Submitted to: Apidologie
Publication Type: Peer Reviewed Journal
Publication Acceptance Date: 9/21/2007
Publication Date: 10/1/2007
Citation: Villa, J.D. 2007. Influence of Worker Age on the Infestation of Resistant and Susceptible Honey Bees (Apis mellifera) with Tracheal Mites (Acarapis woodi)*. Apidologie 38:573-578

Interpretive Summary: Honey bee colonies in the United States can be weakened severely or die when their worker bees are highly parasitized by tracheal mites. Bees imported from Russia have levels of genetic resistance to these mites sufficient to reduce infestation to harmless levels, while many other strains are very vulnerable.
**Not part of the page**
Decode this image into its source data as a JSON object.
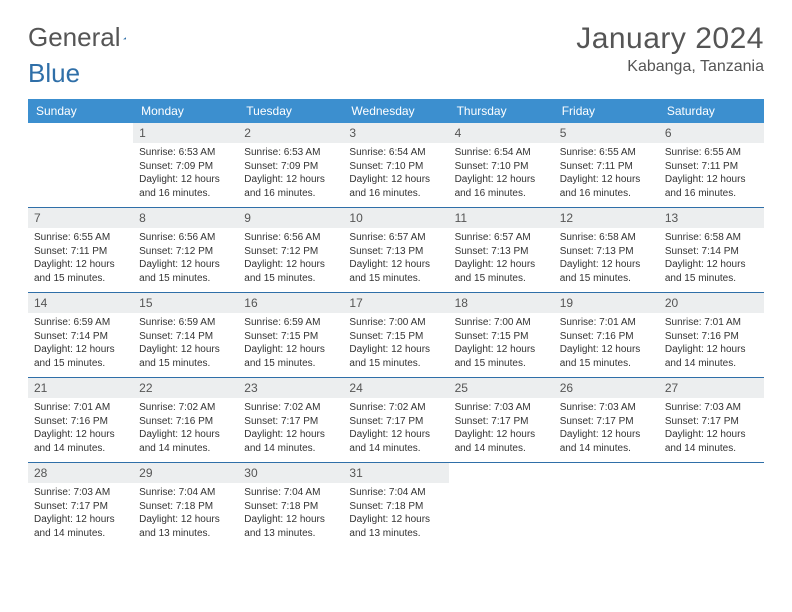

Parasitism of worker bees is initiated by mites invading the breathing tubes of young workers (less than 48 hours old). Experiments were conducted to compare the vulnerability of workers of different ages from two genetic origins: resistant Russian colonies and highly susceptible colonies. Workers from both strains became much less vulnerable to mites with age. At the youngest ages, Russian worker bees were invaded by fewer mites than equally aged susceptible worker bees. Mite parasitism was low in all older bees (72 to 96 hours old), regardless of their genetic origin. The large difference in infestation at a young age in Russian and susceptible workers helps understand what is required to make a colony highly resistant to mite parasitism. These findings also help optimize conditions for a rapid screening of test colonies for their potential resistance to tracheal mites.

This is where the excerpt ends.